Our Privilege And Responsibility

What We Do

We are committed to protecting and preserving the Lowcountry by more than love, respect and economy. We are driven by a shared understanding that if we fail to protect these treasured lands, we will not get them back – and something even more important in our culture, economy and environment will also be lost, forever.

The Lowcountry Open Land Trust is a local land conservation organization that is focused on protecting ecologically, agriculturally, and historically significant Lowcountry lands. We are a 501(c)(3) nonprofit organization; contributions from our members may be tax deductible.

How We Work

Our principal tool for protection has been voluntary conservation easements donated by private landowners. Our staff works with landowners to design easements that preserve the natural landscape and protect wildlife habitat, water quality and historic resources, while promoting traditional uses such as agriculture, hunting and forestry.

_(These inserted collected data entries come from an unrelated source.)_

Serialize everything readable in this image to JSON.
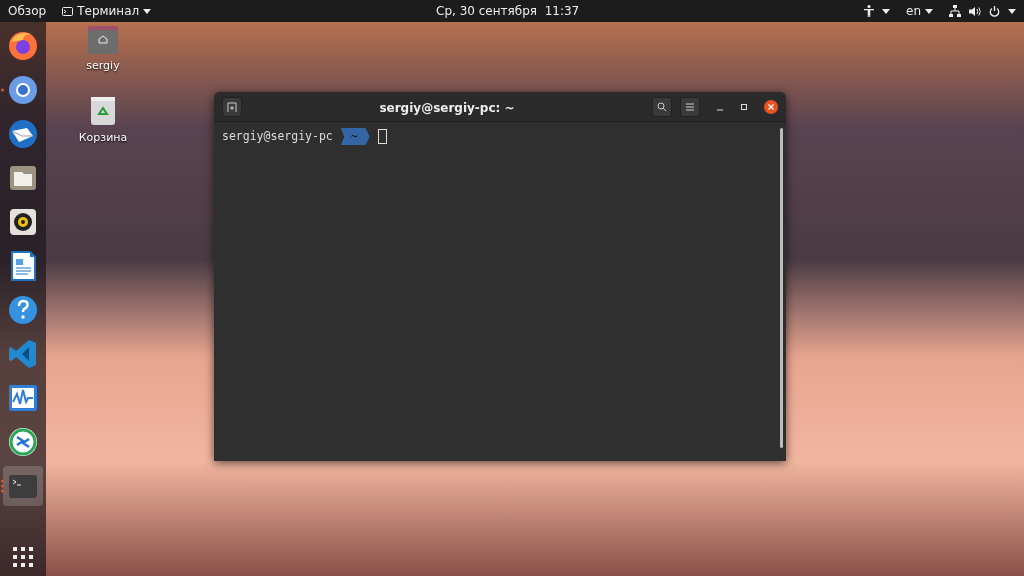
{
  "top_bar": {
    "activities": "Обзор",
    "app_menu": "Терминал",
    "clock": "Ср, 30 сентября  11:37",
    "language": "en"
  },
  "dock": [
    {
      "kind": "firefox",
      "running": false,
      "multiple_windows": false,
      "selected": false
    },
    {
      "kind": "chromium",
      "running": true,
      "multiple_windows": false,
      "selected": false
    },
    {
      "kind": "mail",
      "running": false,
      "multiple_windows": false,
      "selected": false
    },
    {
      "kind": "files",
      "running": false,
      "multiple_windows": false,
      "selected": false
    },
    {
      "kind": "music",
      "running": false,
      "multiple_windows": false,
      "selected": false
    },
    {
      "kind": "writer",
      "running": false,
      "multiple_windows": false,
      "selected": false
    },
    {
      "kind": "help",
      "running": false,
      "multiple_windows": false,
      "selected": false
    },
    {
      "kind": "code",
      "running": false,
      "multiple_windows": false,
      "selected": false
    },
    {
      "kind": "monitor",
      "running": false,
      "multiple_windows": false,
      "selected": false
    },
    {
      "kind": "remote",
      "running": false,
      "multiple_windows": false,
      "selected": false
    },
    {
      "kind": "terminal",
      "running": true,
      "multiple_windows": true,
      "selected": true
    }
  ],
  "desktop_icons": [
    {
      "kind": "home",
      "label": "sergiy"
    },
    {
      "kind": "trash",
      "label": "Корзина"
    }
  ],
  "terminal": {
    "title": "sergiy@sergiy-pc: ~",
    "prompt_user": "sergiy@sergiy-pc",
    "prompt_dir": "~"
  }
}
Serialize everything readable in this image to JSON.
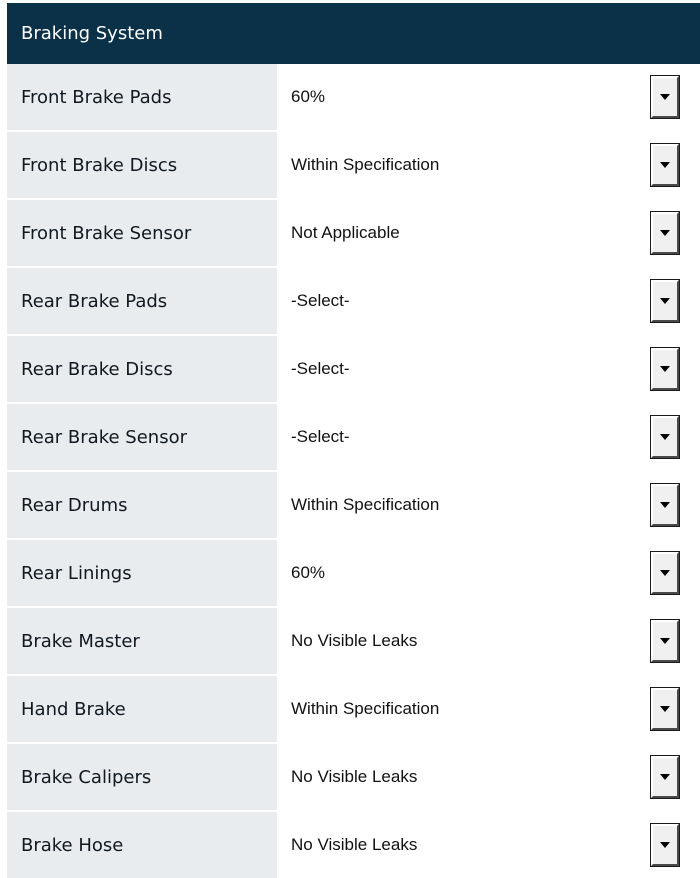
{
  "header": {
    "title": "Braking System"
  },
  "rows": [
    {
      "label": "Front Brake Pads",
      "value": "60%"
    },
    {
      "label": "Front Brake Discs",
      "value": "Within Specification"
    },
    {
      "label": "Front Brake Sensor",
      "value": "Not Applicable"
    },
    {
      "label": "Rear Brake Pads",
      "value": "-Select-"
    },
    {
      "label": "Rear Brake Discs",
      "value": "-Select-"
    },
    {
      "label": "Rear Brake Sensor",
      "value": "-Select-"
    },
    {
      "label": "Rear Drums",
      "value": "Within Specification"
    },
    {
      "label": "Rear Linings",
      "value": "60%"
    },
    {
      "label": "Brake Master",
      "value": "No Visible Leaks"
    },
    {
      "label": "Hand Brake",
      "value": "Within Specification"
    },
    {
      "label": "Brake Calipers",
      "value": "No Visible Leaks"
    },
    {
      "label": "Brake Hose",
      "value": "No Visible Leaks"
    }
  ],
  "icons": {
    "dropdown": "chevron-down-icon"
  },
  "colors": {
    "header_bg": "#0b3149",
    "header_text": "#ffffff",
    "label_bg": "#e9ecef"
  }
}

Learn more about conservation easements.

One of the Nation's Most Successful Land Trusts

Since our Founding in 1986, the Lowcountry Open Land Trust has become one of the leading land trusts in the country.

Early in 1985, the residents of Parkdale subdivision acquired the 20 acre Parkdale Island, now known as Alge Island, to prevent inappropriate development. With this initial step, the residents formed the nonprofit Lowcountry Open Land Trust (LOLT) as the vehicle for protection. During the next several years, conservationists in the Charleston community recognized the value of a land trust that could work with private landowners to help restrict development on other sensitive properties. The residents of Parkdale generously offered their organization for the larger endeavor.

This community-at-large effort has given a gift to us all by laying the foundation for what has become one of the nation's most successful land trusts. In twenty-five years the Lowcountry Open Land Trust and private landowners have protected over 101,000 acres from the Savannah River to north of Georgetown.